360 Magazine
| Amsterdam | 28 oktober 2020‘Het is misschien een soort van quarantaine die ik moet ondergaan,’ schreef Vincent van Gogh vanuit het ziekenhuis aan zijn broer Theo.
Nadat Vincent van Gogh zijn oor had afgesneden – waarmee hij nog steeds wordt herinnerd bij het grote publiek – werd hij op verzoek van de buren door de politie in een ziekenhuis opgeborgen.
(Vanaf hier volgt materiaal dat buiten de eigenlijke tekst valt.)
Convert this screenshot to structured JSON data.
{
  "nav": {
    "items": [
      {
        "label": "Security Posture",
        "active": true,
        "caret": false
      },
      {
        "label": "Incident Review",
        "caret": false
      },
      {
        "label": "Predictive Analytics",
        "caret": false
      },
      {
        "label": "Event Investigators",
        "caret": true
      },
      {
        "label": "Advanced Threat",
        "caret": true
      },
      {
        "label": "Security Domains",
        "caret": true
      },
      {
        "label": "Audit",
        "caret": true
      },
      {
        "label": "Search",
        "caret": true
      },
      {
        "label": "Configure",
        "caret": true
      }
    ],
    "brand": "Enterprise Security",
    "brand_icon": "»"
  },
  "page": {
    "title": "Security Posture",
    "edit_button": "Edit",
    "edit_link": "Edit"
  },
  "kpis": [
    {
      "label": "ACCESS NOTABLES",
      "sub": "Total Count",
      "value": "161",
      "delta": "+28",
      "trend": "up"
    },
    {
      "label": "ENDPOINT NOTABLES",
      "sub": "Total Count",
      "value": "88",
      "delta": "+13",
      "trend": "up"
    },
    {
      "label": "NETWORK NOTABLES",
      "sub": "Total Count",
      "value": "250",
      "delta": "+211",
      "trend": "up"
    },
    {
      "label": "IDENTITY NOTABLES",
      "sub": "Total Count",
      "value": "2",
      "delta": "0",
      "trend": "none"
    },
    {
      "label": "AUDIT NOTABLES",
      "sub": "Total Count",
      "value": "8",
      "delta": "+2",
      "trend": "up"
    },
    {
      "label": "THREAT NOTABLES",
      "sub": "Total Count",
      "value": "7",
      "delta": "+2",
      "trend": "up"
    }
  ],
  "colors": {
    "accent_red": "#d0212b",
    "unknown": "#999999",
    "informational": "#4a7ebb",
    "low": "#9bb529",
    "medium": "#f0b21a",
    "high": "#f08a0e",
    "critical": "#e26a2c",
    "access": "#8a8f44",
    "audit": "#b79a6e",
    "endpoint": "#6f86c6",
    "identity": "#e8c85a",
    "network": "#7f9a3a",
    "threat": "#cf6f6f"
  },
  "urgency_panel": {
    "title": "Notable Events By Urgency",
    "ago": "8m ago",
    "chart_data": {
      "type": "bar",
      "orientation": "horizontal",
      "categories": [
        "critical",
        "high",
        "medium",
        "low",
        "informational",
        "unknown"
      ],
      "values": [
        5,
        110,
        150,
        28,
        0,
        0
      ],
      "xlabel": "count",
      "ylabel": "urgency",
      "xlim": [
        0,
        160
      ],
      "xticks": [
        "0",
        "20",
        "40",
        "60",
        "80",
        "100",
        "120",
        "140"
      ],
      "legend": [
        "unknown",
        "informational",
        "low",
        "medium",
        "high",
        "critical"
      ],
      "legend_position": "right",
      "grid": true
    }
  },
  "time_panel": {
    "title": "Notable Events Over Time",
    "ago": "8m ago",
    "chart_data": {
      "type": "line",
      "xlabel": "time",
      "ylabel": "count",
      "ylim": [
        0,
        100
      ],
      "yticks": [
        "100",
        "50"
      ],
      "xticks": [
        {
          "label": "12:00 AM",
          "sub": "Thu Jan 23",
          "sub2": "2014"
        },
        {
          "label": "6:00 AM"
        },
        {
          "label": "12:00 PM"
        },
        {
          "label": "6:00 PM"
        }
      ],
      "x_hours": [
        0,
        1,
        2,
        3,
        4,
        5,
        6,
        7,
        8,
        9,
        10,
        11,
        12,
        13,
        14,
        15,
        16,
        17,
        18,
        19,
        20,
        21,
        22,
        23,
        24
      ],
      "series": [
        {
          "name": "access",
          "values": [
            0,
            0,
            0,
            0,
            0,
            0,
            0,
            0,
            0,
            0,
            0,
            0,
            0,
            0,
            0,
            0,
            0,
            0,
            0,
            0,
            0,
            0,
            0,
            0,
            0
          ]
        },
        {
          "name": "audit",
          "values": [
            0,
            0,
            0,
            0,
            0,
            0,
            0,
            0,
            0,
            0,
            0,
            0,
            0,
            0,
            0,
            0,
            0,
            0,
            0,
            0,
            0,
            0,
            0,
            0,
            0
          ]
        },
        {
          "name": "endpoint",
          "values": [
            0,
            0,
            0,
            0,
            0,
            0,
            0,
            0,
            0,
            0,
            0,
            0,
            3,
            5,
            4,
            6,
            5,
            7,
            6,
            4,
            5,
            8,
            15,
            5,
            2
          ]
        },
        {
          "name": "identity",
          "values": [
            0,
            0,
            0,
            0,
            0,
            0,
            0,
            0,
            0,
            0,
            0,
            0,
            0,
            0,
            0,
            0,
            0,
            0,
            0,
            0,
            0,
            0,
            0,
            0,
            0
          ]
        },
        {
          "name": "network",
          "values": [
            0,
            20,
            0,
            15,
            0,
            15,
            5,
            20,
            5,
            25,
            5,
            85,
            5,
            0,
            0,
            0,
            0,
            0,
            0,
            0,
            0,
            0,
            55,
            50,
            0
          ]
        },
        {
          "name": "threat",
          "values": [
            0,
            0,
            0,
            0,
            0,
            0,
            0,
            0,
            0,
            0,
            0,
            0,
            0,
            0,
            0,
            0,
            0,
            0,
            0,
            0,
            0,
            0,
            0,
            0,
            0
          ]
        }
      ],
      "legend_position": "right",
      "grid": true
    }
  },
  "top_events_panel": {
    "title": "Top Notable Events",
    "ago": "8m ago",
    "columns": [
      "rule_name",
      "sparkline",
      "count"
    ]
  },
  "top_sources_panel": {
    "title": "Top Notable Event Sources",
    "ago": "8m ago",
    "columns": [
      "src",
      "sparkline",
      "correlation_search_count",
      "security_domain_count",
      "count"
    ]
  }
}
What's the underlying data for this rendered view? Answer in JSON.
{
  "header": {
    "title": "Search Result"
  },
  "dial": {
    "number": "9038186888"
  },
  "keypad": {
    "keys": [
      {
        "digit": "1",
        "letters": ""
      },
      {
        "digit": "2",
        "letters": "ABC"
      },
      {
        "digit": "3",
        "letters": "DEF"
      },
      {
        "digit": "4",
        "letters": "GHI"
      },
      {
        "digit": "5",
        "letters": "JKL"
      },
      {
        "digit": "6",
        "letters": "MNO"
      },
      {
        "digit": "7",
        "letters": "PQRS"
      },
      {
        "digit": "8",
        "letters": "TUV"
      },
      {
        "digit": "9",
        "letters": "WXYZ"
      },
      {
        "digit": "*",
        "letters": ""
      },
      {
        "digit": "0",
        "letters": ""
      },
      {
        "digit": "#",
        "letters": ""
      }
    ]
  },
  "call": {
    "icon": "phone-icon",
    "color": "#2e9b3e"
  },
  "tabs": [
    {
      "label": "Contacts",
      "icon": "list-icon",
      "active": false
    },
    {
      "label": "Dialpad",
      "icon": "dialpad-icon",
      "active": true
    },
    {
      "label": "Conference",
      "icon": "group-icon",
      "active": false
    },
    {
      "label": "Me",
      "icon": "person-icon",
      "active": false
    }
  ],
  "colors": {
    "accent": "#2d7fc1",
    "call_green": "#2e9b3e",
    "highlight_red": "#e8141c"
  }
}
Daar schreef hij een paar weken later, op 19 maart 1889, het volgende aan zijn broer Theo op de achterkant van een envelop, al zijn briefpapier had hij al verbruikt: ‘In ieder geval, hier zit ik dan voor lange dagen opgesloten achter slot en grendel en met bewakers in de isoleercel, zonder dat mijn verwijtbaarheid bewezen of zelfs maar aantoonbaar is.’ Hij verzekerde zijn broer: ‘Ik schrijf je in het volle bezit van mijn tegenwoordigheid van geest en niet als een gek, maar als de broer die je kent.’ Hij eindigde de brief met: ‘Het is misschien een soort van quarantaine die ik moet ondergaan.’ Een toevallige parallel met het heden.